I remember growing up in rural Eastern Ontario in the 1970s and hearing my father complain about caretaker politicians, so-called do-nothing ministers of large portfolios who didn’t do much of anything. Sometimes I prefer the caretaker minister to the ones who suggest anything because the ones with big ideas today just seem to make things worse.
Not surprisingly, a new poll suggests most Canadians don’t trust government. Imagine how shocking the poll would have been if those most appalled hadn’t declined to comment.
Unless the province is going to undo completely useless and counter-productive schemes like the Green Energy Act and cap and trade, almost everything else is just tinkering. Every new big plan just seems to make life a little harder for the society’s most stabilizing force, the family that includes children and hard-working mothers and fathers. Each new regulation or law just erects another hurdle for the economy’s main generator of jobs and prosperity: Small businesses.
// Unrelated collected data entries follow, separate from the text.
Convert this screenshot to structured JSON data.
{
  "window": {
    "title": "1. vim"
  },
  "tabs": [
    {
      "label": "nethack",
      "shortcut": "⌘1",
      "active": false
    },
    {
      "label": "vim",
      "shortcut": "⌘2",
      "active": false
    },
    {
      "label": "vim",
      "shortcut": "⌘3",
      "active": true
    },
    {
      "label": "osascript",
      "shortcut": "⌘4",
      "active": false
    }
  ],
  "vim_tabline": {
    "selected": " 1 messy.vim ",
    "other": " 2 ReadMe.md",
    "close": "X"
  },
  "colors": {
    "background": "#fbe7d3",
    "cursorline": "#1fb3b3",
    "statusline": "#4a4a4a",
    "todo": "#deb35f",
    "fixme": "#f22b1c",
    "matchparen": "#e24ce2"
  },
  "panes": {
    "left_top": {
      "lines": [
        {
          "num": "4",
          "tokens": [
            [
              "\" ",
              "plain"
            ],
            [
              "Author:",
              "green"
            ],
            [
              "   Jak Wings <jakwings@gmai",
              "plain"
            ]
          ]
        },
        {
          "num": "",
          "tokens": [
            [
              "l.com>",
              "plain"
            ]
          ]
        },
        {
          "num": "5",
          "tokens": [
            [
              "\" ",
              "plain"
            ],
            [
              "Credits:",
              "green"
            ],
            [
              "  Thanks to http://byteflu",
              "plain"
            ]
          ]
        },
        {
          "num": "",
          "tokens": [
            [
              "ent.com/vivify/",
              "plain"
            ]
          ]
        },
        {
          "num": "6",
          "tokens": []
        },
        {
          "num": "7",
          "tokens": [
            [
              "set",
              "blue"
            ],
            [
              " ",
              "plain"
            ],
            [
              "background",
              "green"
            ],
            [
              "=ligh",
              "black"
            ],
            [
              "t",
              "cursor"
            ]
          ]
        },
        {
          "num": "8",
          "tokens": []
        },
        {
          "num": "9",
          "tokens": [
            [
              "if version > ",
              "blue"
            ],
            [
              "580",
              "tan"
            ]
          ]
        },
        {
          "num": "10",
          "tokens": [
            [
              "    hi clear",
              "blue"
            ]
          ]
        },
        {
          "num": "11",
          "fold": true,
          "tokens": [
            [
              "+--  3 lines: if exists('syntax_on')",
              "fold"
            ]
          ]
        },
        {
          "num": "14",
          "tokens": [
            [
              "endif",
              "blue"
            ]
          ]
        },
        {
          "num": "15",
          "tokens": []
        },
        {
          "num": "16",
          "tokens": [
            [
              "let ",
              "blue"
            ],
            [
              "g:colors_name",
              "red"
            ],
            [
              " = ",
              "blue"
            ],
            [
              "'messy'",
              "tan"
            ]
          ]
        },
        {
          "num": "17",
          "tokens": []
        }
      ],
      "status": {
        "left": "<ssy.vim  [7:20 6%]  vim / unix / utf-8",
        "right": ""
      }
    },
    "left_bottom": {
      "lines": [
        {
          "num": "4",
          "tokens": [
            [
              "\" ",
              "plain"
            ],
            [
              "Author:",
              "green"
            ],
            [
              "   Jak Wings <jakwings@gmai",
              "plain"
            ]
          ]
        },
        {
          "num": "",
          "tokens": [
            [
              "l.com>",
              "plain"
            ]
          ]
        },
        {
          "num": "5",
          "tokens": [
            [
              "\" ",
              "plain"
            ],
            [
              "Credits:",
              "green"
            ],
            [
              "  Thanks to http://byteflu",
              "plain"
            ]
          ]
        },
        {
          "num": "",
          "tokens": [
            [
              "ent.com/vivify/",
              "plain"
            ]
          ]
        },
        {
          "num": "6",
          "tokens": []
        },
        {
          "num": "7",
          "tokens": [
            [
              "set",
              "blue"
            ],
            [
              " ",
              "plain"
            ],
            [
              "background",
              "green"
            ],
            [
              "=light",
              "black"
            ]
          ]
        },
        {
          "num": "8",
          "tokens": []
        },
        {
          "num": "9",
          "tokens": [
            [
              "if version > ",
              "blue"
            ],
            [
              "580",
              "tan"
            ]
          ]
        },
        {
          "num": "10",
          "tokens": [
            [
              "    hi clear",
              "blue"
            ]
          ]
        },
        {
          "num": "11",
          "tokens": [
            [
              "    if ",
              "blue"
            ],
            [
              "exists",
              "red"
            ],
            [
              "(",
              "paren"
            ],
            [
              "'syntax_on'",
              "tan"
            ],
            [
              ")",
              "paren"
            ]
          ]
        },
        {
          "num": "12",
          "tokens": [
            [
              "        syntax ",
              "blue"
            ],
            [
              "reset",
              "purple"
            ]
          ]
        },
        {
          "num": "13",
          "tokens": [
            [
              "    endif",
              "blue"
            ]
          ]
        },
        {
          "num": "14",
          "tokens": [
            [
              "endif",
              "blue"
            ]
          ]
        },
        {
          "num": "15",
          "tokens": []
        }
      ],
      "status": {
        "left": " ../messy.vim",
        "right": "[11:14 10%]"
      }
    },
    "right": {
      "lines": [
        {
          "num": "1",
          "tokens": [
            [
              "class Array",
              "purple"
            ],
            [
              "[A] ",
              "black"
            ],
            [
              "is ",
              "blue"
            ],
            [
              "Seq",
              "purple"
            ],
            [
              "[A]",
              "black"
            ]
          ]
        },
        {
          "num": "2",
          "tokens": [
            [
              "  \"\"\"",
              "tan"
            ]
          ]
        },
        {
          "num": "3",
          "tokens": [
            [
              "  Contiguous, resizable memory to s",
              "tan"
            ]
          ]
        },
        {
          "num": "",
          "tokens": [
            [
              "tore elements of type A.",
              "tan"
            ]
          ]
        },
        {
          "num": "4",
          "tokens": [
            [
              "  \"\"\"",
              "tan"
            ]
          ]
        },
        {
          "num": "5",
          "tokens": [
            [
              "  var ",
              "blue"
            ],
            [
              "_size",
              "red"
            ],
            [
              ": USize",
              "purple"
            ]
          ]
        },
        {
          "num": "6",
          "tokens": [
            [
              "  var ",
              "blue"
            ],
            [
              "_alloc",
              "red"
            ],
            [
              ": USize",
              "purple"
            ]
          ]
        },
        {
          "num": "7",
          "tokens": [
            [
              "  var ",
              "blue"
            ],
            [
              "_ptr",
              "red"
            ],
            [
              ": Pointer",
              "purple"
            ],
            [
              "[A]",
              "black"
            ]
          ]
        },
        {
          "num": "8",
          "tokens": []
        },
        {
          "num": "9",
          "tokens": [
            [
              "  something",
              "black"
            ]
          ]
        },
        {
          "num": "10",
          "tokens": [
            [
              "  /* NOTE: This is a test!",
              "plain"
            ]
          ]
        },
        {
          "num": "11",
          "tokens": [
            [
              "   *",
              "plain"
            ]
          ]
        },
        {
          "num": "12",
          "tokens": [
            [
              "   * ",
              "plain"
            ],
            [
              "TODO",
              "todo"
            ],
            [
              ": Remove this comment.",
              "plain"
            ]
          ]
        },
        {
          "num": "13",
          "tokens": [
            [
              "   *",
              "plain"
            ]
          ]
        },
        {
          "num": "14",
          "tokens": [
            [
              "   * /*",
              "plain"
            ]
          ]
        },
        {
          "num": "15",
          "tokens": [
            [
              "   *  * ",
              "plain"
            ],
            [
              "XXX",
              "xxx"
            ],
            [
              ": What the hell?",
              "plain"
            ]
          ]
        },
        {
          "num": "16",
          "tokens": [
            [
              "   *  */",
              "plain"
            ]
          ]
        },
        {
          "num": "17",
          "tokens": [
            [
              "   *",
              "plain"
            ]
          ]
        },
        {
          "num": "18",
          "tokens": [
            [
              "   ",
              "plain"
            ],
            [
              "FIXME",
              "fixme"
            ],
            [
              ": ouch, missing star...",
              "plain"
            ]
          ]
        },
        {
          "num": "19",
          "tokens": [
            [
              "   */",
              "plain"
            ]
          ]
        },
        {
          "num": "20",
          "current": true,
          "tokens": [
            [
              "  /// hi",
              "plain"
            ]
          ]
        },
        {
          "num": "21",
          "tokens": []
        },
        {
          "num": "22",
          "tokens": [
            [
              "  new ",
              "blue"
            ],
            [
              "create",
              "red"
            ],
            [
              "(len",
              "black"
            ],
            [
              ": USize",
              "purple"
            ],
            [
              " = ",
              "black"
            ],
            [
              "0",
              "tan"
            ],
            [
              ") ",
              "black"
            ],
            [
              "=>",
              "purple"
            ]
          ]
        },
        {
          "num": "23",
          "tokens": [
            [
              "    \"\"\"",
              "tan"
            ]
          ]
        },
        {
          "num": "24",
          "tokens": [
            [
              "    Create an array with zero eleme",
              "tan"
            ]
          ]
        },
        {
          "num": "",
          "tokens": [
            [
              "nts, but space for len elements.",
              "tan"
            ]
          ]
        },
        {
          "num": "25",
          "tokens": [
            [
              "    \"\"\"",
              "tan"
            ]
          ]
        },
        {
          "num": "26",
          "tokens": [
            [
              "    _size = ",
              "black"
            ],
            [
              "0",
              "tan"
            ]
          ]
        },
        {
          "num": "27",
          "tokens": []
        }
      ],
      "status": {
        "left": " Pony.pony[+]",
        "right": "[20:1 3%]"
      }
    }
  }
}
We’ve just seen a minor shuffle in the Ontario Liberal cabinet. Our Ag Minister Jeff Leal is now also the minister of small business: A nice guy who supported shutting down the use of neonicotinoid-treated corn and soybean seeds to save the honeybee when all the science came back saying the honeybees are doing fine. Not a word from the minister on that. He supported the neonic-restriction based on an argument he couldn’t defend. He encouraged putting shackles on crop farmers in favour of the precautionary principle. It’s like banning cars until we can guarantee no one will ever get hurt. No one lives their life like that. The precautionary principle runs contrary to how business people think. Business people are risk takers. They had to be to start their businesses. Leal is now in charge of regulating them.
To be successful, it will be up to him to seek ways to unleash business opportunities and potential and not just for those who donate to the Liberal Party. He’ll need to really listen to the needs of small business owners. Because as it stands, there could be hundreds of businesses ready to follow the many that have already closed up shop here to expand into the United States because of much lower electricity costs.
Turning around the exodus and the frustration would require rethinking Ontario’s politically-correct environmentalist agenda. So, don’t hold your breath.
Leal’s choices aren’t pretty. Take on a mountain, act as caretaker or do some tinkering in between.